その当時、何度も何度も見返して、それからほぼドキュメント「アトランティス(1991)」にどっぷり浸かった。
その頃僕は20代前半、海への憧れが強過ぎて、とうとう海水魚の飼育にまで至っていた。
180cmオーバーフロー水槽を特注し、海を部屋に再現しようと躍起になった。
そうしたら監督は、「ニキータ(1990)」「レオン(1994)」と急に方向転回した。
え!? 海はどうなったの、もうどうでもいいの??
もちろん2作とも、美意識全開のカッコいい映画なので、特にジャン・レノを押し上げたとは思う。
彼は"グラン・ブルー"でも異彩を放っていたし、当然そうなることにはなっていた。
しかしその後、ハリウッド化したベッソン監督(およびジャン・レノ)を追う気にはならず放置した。
どうして変なアクション系ばかり撮るのか解せなかったけど、そりゃあ大きなお世話ってもんだ。
そうしたかっただけなんだろうよ、そりゃあそーだ。
大作が多かったので、こういった小粒な作品は久しぶりなんじゃないのか。
ん? 大作、いやこれは犬作です。

イヌてなんか、なんていうんだろ、従順すぎて気持ち悪い。
オオカミが家畜化されイヌというのは、
イノシシがブタになったようなもので、人間の下僕となった。
もちろん彼らが望んでそうなったワケでもないし、愛玩動物では一番可愛いのかも知れない。
ネコなんかより、とても生真面目で、従わせ易い種だろう。
どっちやねん。
別に彼らを非難してるワケじゃないし、なにしろ僕はイヌも大好きだ。
僕らの友達たる種は、イヌ科である。
家畜とは呼んでほしくない。
「マッドマックス2」のドッグ、「河童のクゥと夏休み」のイヌ、
極め付けは、イヌのために暴れまくる「ジョン・ウィック」でトドメだろう。
とにかく主人公が気を許す相手はイヌである。
頑なにヒトとの干渉を避けた場合、気を許す相手はだいたい植物かイヌに落ち着くんだ。(断言)
「ぼくの犬クロ」という本を小学生の頃読んで、号泣した。(思ひ出)
イヌを迫害するヤツは、同じような目に合わせ、殺さず生煮のまま生涯苦しみ続けるがいい。(呪詛)

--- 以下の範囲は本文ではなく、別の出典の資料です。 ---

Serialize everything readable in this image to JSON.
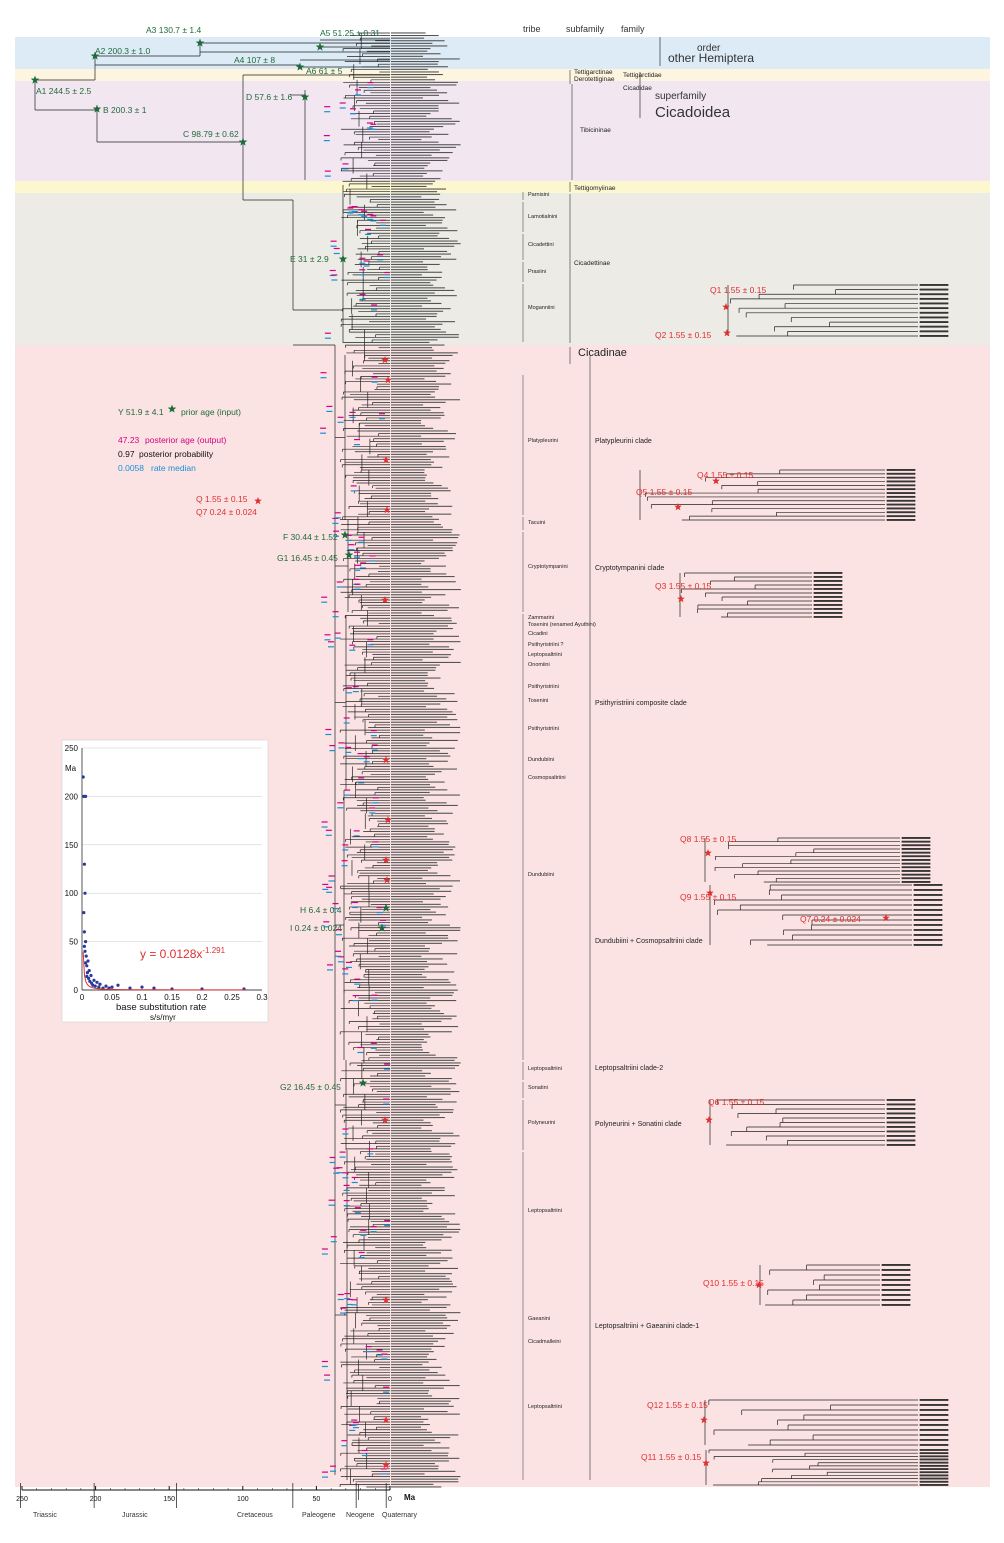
{
  "header": {
    "tribe": "tribe",
    "subfamily": "subfamily",
    "family": "family",
    "order": "order",
    "other_hemiptera": "other Hemiptera",
    "superfamily": "superfamily",
    "cicadoidea": "Cicadoidea"
  },
  "calibrations": [
    {
      "label": "A1  244.5 ± 2.5"
    },
    {
      "label": "A2  200.3 ± 1.0"
    },
    {
      "label": "A3  130.7 ± 1.4"
    },
    {
      "label": "A4  107 ± 8"
    },
    {
      "label": "A5  51.25 ± 0.31"
    },
    {
      "label": "A6  61 ± 5"
    },
    {
      "label": "B  200.3 ± 1"
    },
    {
      "label": "C  98.79 ± 0.62"
    },
    {
      "label": "D  57.6 ± 1.6"
    },
    {
      "label": "E  31 ± 2.9"
    },
    {
      "label": "F  30.44 ± 1.52"
    },
    {
      "label": "G1  16.45 ± 0.45"
    },
    {
      "label": "H  6.4 ± 0.4"
    },
    {
      "label": "I  0.24 ± 0.024"
    },
    {
      "label": "G2  16.45 ± 0.45"
    }
  ],
  "q_labels": [
    {
      "label": "Q1  1.55 ± 0.15"
    },
    {
      "label": "Q2  1.55 ± 0.15"
    },
    {
      "label": "Q4  1.55 ± 0.15"
    },
    {
      "label": "Q5  1.55 ± 0.15"
    },
    {
      "label": "Q3  1.55 ± 0.15"
    },
    {
      "label": "Q8  1.55 ± 0.15"
    },
    {
      "label": "Q9  1.55 ± 0.15"
    },
    {
      "label": "Q7  0.24 ± 0.024"
    },
    {
      "label": "Q6  1.55 ± 0.15"
    },
    {
      "label": "Q10  1.55 ± 0.15"
    },
    {
      "label": "Q12  1.55 ± 0.15"
    },
    {
      "label": "Q11  1.55 ± 0.15"
    }
  ],
  "legend": {
    "prior": "Y  51.9 ± 4.1",
    "prior_desc": "prior age (input)",
    "posterior_val": "47.23",
    "posterior_desc": "posterior age (output)",
    "prob_val": "0.97",
    "prob_desc": "posterior probability",
    "rate_val": "0.0058",
    "rate_desc": "rate median",
    "q_star": "Q  1.55 ± 0.15",
    "q7": "Q7  0.24 ± 0.024"
  },
  "subfamilies": [
    {
      "label": "Tettigarctinae"
    },
    {
      "label": "Derotettiginae"
    },
    {
      "label": "Tibicininae"
    },
    {
      "label": "Tettigomyiinae"
    },
    {
      "label": "Cicadettinae"
    },
    {
      "label": "Cicadinae"
    }
  ],
  "families": [
    {
      "label": "Tettigarctidae"
    },
    {
      "label": "Cicadidae"
    }
  ],
  "tribes": [
    {
      "label": "Parnisini"
    },
    {
      "label": "Lamotialnini"
    },
    {
      "label": "Cicadettini"
    },
    {
      "label": "Prasiini"
    },
    {
      "label": "Moganniini"
    },
    {
      "label": "Platypleurini"
    },
    {
      "label": "Tacuini"
    },
    {
      "label": "Cryptotympanini"
    },
    {
      "label": "Zammarini"
    },
    {
      "label": "Tosenini (renamed Ayuthini)"
    },
    {
      "label": "Cicadini"
    },
    {
      "label": "Psithyristriini ?"
    },
    {
      "label": "Leptopsaltriini"
    },
    {
      "label": "Onomiini"
    },
    {
      "label": "Psithyristriini"
    },
    {
      "label": "Tosenini"
    },
    {
      "label": "Dundubiini"
    },
    {
      "label": "Cosmopsaltriini"
    },
    {
      "label": "Sonatini"
    },
    {
      "label": "Polyneurini"
    },
    {
      "label": "Gaeanini"
    },
    {
      "label": "Cicadmalleini"
    }
  ],
  "clades": [
    {
      "label": "Platypleurini clade"
    },
    {
      "label": "Cryptotympanini clade"
    },
    {
      "label": "Psithyristriini composite clade"
    },
    {
      "label": "Dundubiini + Cosmopsaltriini clade"
    },
    {
      "label": "Leptopsaltriini clade-2"
    },
    {
      "label": "Polyneurini + Sonatini clade"
    },
    {
      "label": "Leptopsaltriini + Gaeanini clade-1"
    }
  ],
  "axis": {
    "unit": "Ma",
    "ticks": [
      {
        "v": 250,
        "label": "250"
      },
      {
        "v": 200,
        "label": "200"
      },
      {
        "v": 150,
        "label": "150"
      },
      {
        "v": 100,
        "label": "100"
      },
      {
        "v": 50,
        "label": "50"
      },
      {
        "v": 0,
        "label": "0"
      }
    ],
    "periods": [
      {
        "label": "Triassic"
      },
      {
        "label": "Jurassic"
      },
      {
        "label": "Cretaceous"
      },
      {
        "label": "Paleogene"
      },
      {
        "label": "Neogene"
      },
      {
        "label": "Quaternary"
      }
    ]
  },
  "inset": {
    "ylabel": "Ma",
    "xlabel": "base substitution rate",
    "xlabel2": "s/s/myr",
    "equation": "y = 0.0128x",
    "exponent": "-1.291",
    "chart_data": {
      "type": "scatter",
      "xlim": [
        0,
        0.3
      ],
      "ylim": [
        0,
        250
      ],
      "xticks": [
        0,
        0.05,
        0.1,
        0.15,
        0.2,
        0.25,
        0.3
      ],
      "yticks": [
        0,
        50,
        100,
        150,
        200,
        250
      ],
      "xtick_labels": [
        "0",
        "0.05",
        "0.1",
        "0.15",
        "0.2",
        "0.25",
        "0.3"
      ],
      "ytick_labels": [
        "0",
        "50",
        "100",
        "150",
        "200",
        "250"
      ],
      "fit": {
        "a": 0.0128,
        "b": -1.291
      },
      "points": [
        [
          0.002,
          220
        ],
        [
          0.003,
          200
        ],
        [
          0.006,
          200
        ],
        [
          0.004,
          130
        ],
        [
          0.005,
          100
        ],
        [
          0.004,
          60
        ],
        [
          0.006,
          50
        ],
        [
          0.01,
          30
        ],
        [
          0.008,
          25
        ],
        [
          0.012,
          20
        ],
        [
          0.015,
          15
        ],
        [
          0.02,
          10
        ],
        [
          0.025,
          8
        ],
        [
          0.03,
          6
        ],
        [
          0.04,
          4
        ],
        [
          0.05,
          3
        ],
        [
          0.06,
          5
        ],
        [
          0.08,
          2
        ],
        [
          0.1,
          3
        ],
        [
          0.12,
          2
        ],
        [
          0.15,
          1
        ],
        [
          0.2,
          1
        ],
        [
          0.27,
          1
        ],
        [
          0.005,
          40
        ],
        [
          0.007,
          35
        ],
        [
          0.009,
          18
        ],
        [
          0.011,
          12
        ],
        [
          0.013,
          9
        ],
        [
          0.016,
          7
        ],
        [
          0.018,
          5
        ],
        [
          0.022,
          4
        ],
        [
          0.028,
          3
        ],
        [
          0.035,
          2
        ],
        [
          0.045,
          2
        ],
        [
          0.003,
          80
        ],
        [
          0.004,
          45
        ],
        [
          0.006,
          28
        ],
        [
          0.008,
          14
        ]
      ]
    }
  },
  "colors": {
    "hemiptera_bg": "#dcebf6",
    "tettigarctid_bg": "#fdf5df",
    "tibicininae_bg": "#f2e7f1",
    "tettigomyiinae_bg": "#fcf7cf",
    "cicadettinae_bg": "#ecebe6",
    "cicadinae_bg": "#fbe3e4",
    "star_green": "#1f6b3a",
    "star_red": "#e03030",
    "pink": "#d6007e",
    "blue": "#1a8fd8",
    "label_green": "#1f6b3a"
  }
}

さて本編、コーエン兄弟「ノーカントリー(2007)」デビュー、「ゲット・アウト(2017)」
最近では『ニトラム/NITRAM(2021)』と少し変種を演じるケイレブさん主演。
大人になってからの語りでスタートするところは、実話なのかと思わせる。
父親と兄から虐待を受け、イヌ小屋に監禁されるという異常事態の少年期、
ステージで女装姿でシャンソンを歌い生計を立てるが、その裏で、イヌ帝国を築く。
イヌたちが自主的に彼を王様にしているかのような従順ぶりが、尋常ではない。
大雑把にいえば、そういったイヌ推し映画。
たくさんの犬が出てくるので、「101匹わんちゃん」ダークサイドだ。
奇妙な感覚を楽しむ系で、なんなんだこいつという違和感を少年期まで遡って、開示していく。

トム・ハーディ主演『ブロンソン』
そこにホアキン・フェニックス「ジョーカー」を混ぜた感じなのかな。

宗教的な終わり方が少し意味不明だった。
ベッソン監督、きっと深い意味があるに違いないが、浅はかな僕には思慮が足りないようです。